Interestingly, the same oxidation process generates brown colours in apple juice, wine, tea, chocolate and coffee, and the colours of these products are perfectly acceptable to consumers.
Vitamin C: Reaction neutraliser
Vitamin C (also called ascorbic acid, and famous for preventing scurvy), has strong antioxidant properties. It has long been known to be a very effective antidote for the polyphenol oxidase enzyme, and thus is an effective way of preventing the browning of apple slices.
Vitamin C can be incorporated into edible gum films and added to sliced apples in thin edible surface films. Such surface films effectively stop the browning reaction without causing any changes to the taste of the apple slices.
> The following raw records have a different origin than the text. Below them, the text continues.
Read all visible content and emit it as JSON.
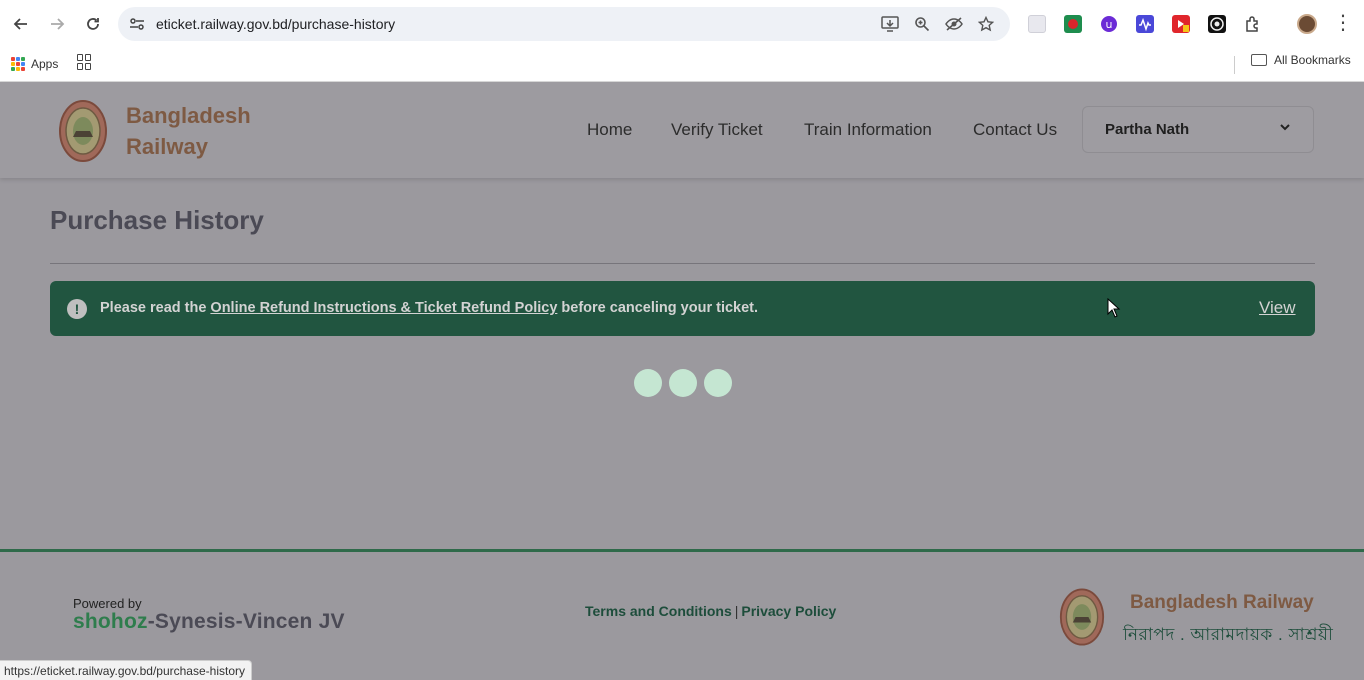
{
  "browser": {
    "url": "eticket.railway.gov.bd/purchase-history",
    "bookmarks": {
      "apps_label": "Apps",
      "all_bookmarks_label": "All Bookmarks"
    },
    "status_url": "https://eticket.railway.gov.bd/purchase-history"
  },
  "header": {
    "brand_line1": "Bangladesh",
    "brand_line2": "Railway",
    "nav": [
      "Home",
      "Verify Ticket",
      "Train Information",
      "Contact Us"
    ],
    "user_name": "Partha Nath"
  },
  "main": {
    "title": "Purchase History",
    "alert": {
      "prefix": "Please read the ",
      "link": "Online Refund Instructions & Ticket Refund Policy",
      "suffix": " before canceling your ticket.",
      "view_label": "View",
      "icon": "!"
    }
  },
  "footer": {
    "powered_by": "Powered by",
    "jv_part1": "shohoz",
    "jv_part2": "-Synesis-Vincen JV",
    "terms": "Terms and Conditions",
    "separator": "|",
    "privacy": "Privacy Policy",
    "brand": "Bangladesh Railway",
    "tagline": "নিরাপদ . আরামদায়ক . সাশ্রয়ী"
  },
  "colors": {
    "alert_bg": "#215540",
    "brand_brown": "#7e5a43",
    "footer_green": "#2f6a4a",
    "loader_dot": "#c5e6d2"
  },
  "icons": [
    "back-icon",
    "forward-icon",
    "reload-icon",
    "site-settings-icon",
    "install-icon",
    "zoom-icon",
    "eye-off-icon",
    "star-icon",
    "extensions-icon",
    "kebab-menu-icon",
    "apps-icon",
    "tab-groups-icon",
    "folder-icon",
    "chevron-down-icon",
    "exclamation-icon",
    "cursor-icon"
  ]
}
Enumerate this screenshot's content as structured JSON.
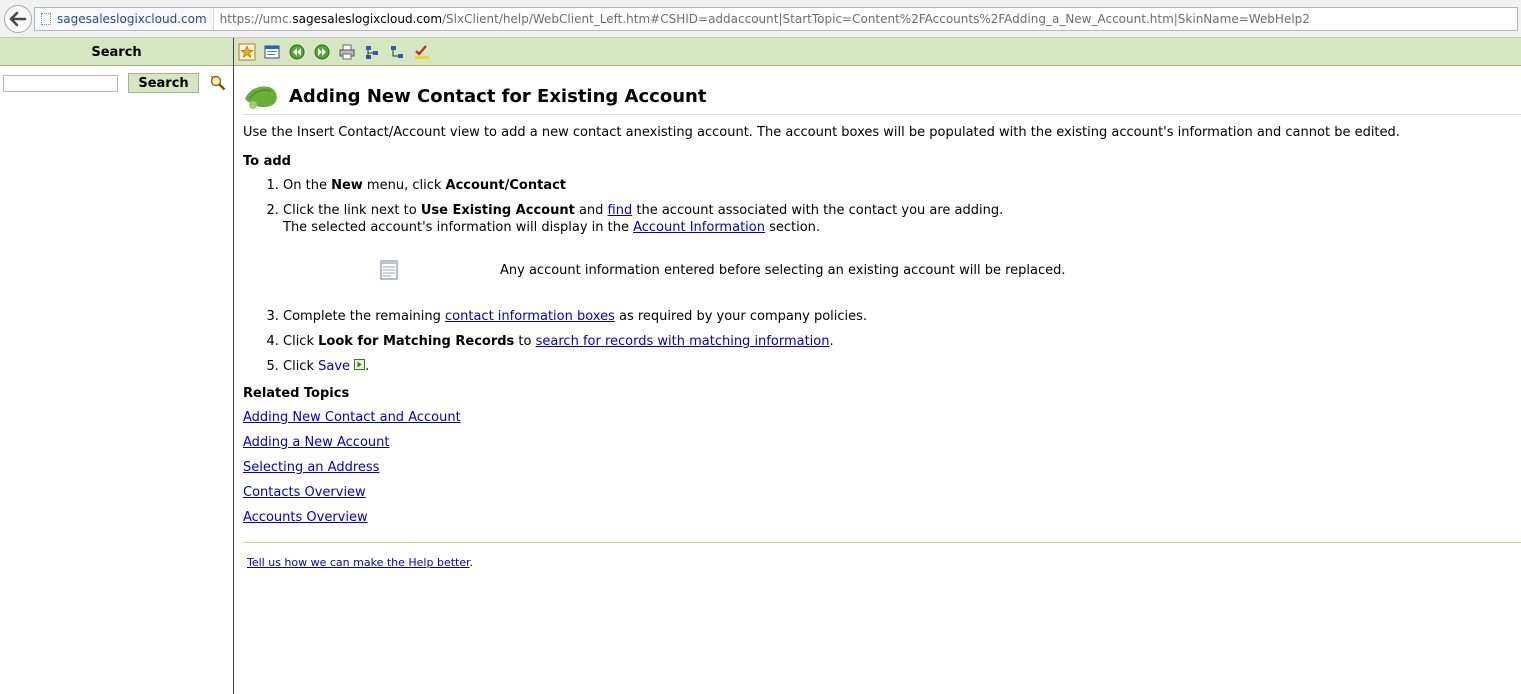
{
  "browser": {
    "site_identity": "sagesaleslogixcloud.com",
    "url_prefix": "https://umc.",
    "url_host": "sagesaleslogixcloud.com",
    "url_path": "/SlxClient/help/WebClient_Left.htm#CSHID=addaccount|StartTopic=Content%2FAccounts%2FAdding_a_New_Account.htm|SkinName=WebHelp2"
  },
  "nav": {
    "header": "Search",
    "search_value": "",
    "search_button": "Search"
  },
  "toolbar": {
    "buttons": [
      "quick-help-icon",
      "toc-icon",
      "previous-topic-icon",
      "next-topic-icon",
      "print-icon",
      "expand-all-icon",
      "collapse-all-icon",
      "remove-highlight-icon"
    ]
  },
  "topic": {
    "title": "Adding New Contact for Existing Account",
    "intro": "Use the Insert Contact/Account view to add a new contact anexisting account. The account boxes will be populated with the existing account's information and cannot be edited.",
    "to_add": "To add",
    "step1": {
      "a": "On the ",
      "b": "New",
      "c": " menu, click ",
      "d": "Account/Contact"
    },
    "step2": {
      "a": "Click the link next to ",
      "b": "Use Existing Account",
      "c": " and ",
      "link1": "find",
      "d": " the account associated with the contact you are adding.",
      "e": "The selected account's information will display in the ",
      "link2": "Account Information",
      "f": " section."
    },
    "note": "Any account information entered before selecting an existing account will be replaced.",
    "step3": {
      "a": "Complete the remaining ",
      "link": "contact information boxes",
      "b": " as required by your company policies."
    },
    "step4": {
      "a": "Click ",
      "b": "Look for Matching Records",
      "c": " to ",
      "link": "search for records with matching information",
      "d": "."
    },
    "step5": {
      "a": "Click ",
      "link": "Save",
      "b": "."
    },
    "related_heading": "Related Topics",
    "related": [
      "Adding New Contact and Account",
      "Adding a New Account",
      "Selecting an Address",
      "Contacts Overview",
      "Accounts Overview"
    ],
    "feedback_link": "Tell us how we can make the Help better",
    "feedback_end": "."
  },
  "colors": {
    "accent_green": "#d7e6c2",
    "link_blue": "#0000cc"
  }
}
These non-waxy colourless films also slow down access of oxygen in air to the sliced apple surface. They are fully compatible with other film ingredients such as food acids which can be used to further enhance palatability and product lifetime of sliced apples.
The practicality of such non-browning apple slices relies on the ready availability of low cost vitamin C, but fortunately other technological innovations have generated efficient ways of making this vitamin by low cost conversion of sugars into ascorbic acid.
A variety of non-browning apple slices trial products, using surface film coating containing vitamin C, have now been rated as attractive to consumers in taste tests.
They can provide a food with a safe product lifetime of as long as two weeks. This food innovation is enticing food companies to consider marketing apple slices as a healthy (and longer-living) snack.